Each score is a float, but the scales differ per dimension - 0.5 does not mean "50% similar". Rough calibration, from the benchmarks and spot checks below:

  • hash: fraction of matching hash bits. Above ~0.9 is a near-duplicate. Unrelated images land around 0.5, not 0.
  • semantic: CLIP cosine similarity, which lives in a compressed range. Unrelated images score around 0.5; above ~0.75 usually means the same concept.
  • instance: DINOv2 cosine similarity. The same object re-photographed scores high (0.7+); unrelated images fall near 0.
  • face: ArcFace cosine similarity. On LFW the optimal same-person threshold is about 0.32. The score is None when no face is detected in either image, which is different from 0.0 (faces found, but different people).
  • style: MobileNetV2 feature cosine. Treat as a rough signal; it is not benchmarked yet.

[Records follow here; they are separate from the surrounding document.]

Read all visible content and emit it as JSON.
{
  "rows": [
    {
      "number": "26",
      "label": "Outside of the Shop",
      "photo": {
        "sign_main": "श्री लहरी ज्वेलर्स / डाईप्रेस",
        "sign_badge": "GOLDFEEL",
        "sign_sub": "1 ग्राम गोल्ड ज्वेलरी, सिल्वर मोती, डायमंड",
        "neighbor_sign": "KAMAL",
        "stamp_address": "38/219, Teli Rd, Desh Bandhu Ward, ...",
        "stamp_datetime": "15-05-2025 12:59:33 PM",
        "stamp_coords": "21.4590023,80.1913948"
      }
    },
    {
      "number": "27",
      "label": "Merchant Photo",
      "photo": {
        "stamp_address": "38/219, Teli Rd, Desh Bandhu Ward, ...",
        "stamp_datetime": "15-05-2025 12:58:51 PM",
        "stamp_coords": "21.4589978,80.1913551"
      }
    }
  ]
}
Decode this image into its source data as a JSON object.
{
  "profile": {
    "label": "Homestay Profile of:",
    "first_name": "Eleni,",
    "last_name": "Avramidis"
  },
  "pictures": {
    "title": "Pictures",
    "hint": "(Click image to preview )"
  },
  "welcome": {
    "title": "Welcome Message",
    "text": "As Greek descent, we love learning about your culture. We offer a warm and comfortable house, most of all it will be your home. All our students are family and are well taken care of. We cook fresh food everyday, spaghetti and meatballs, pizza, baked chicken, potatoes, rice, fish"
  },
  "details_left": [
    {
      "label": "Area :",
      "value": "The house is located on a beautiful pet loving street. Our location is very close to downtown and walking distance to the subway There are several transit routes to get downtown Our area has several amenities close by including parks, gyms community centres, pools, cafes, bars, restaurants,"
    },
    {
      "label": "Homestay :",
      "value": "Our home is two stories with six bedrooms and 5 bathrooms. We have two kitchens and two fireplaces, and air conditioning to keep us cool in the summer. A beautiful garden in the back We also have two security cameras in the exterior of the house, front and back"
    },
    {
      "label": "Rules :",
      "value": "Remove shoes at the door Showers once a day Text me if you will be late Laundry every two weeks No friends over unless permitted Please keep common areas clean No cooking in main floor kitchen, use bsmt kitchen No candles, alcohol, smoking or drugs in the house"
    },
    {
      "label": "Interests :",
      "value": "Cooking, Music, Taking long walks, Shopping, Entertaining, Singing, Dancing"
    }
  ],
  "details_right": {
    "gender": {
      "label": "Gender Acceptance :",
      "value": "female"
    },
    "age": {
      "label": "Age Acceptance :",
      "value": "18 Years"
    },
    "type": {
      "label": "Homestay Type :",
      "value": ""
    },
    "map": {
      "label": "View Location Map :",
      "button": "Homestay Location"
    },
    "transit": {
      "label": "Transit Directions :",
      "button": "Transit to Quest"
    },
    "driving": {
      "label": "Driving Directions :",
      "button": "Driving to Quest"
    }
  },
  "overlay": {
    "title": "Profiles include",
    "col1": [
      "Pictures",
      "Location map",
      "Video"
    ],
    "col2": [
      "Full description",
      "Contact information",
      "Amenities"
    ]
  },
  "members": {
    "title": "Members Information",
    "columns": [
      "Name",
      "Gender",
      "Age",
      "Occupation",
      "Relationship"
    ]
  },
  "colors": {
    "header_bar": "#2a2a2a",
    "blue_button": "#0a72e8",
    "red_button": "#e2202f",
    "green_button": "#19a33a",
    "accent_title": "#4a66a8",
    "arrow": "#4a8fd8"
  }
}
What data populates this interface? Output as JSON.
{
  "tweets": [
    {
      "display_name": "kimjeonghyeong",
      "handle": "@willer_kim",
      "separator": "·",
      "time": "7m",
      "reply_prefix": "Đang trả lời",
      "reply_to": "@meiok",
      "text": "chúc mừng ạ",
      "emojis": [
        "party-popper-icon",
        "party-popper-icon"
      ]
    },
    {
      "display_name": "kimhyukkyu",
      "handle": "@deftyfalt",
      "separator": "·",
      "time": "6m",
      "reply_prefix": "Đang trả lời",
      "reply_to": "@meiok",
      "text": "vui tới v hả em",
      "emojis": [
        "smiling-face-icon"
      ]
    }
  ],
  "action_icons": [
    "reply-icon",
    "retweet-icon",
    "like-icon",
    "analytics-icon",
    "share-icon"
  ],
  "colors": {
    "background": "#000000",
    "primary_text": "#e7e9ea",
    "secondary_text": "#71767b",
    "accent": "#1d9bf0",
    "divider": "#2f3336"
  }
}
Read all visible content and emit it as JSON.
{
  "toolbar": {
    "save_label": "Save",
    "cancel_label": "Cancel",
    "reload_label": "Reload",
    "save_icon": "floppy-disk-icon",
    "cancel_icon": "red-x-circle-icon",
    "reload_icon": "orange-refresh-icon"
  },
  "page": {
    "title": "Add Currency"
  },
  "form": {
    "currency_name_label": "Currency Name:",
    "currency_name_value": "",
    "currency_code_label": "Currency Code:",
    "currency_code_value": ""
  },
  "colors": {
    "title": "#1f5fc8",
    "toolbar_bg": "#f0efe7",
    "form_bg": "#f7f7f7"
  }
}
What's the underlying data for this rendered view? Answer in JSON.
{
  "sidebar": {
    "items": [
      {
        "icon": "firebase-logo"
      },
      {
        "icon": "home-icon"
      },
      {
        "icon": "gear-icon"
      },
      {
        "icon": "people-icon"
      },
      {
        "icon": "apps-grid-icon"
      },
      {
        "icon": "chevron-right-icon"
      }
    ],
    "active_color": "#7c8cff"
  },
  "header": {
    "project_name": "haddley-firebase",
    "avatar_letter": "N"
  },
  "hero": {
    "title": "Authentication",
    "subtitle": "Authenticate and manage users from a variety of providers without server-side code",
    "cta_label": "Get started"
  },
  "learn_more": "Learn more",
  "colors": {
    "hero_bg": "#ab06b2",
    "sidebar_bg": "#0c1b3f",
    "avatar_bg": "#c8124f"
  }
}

Thresholds always depend on your data, so validate on a sample before hard-coding one.

Profiles

A profile picks a set of dimensions and blends them into one weighted score, keeping the per-dimension breakdown alongside.

from imageprism import ImagePrism, Profile

prism = ImagePrism(profile=Profile.COPYRIGHT)
result = prism.compare("original.jpg", "suspect.jpg")
result.weighted_score  # 0.58
result.scores          # {"hash": 0.51, "instance": 0.34, "semantic": 0.82}

There are six: ecommerce, copyright, dedup, visual_search, identity, forgery. The last two use the face dimension, so read the licensing note below before relying on them.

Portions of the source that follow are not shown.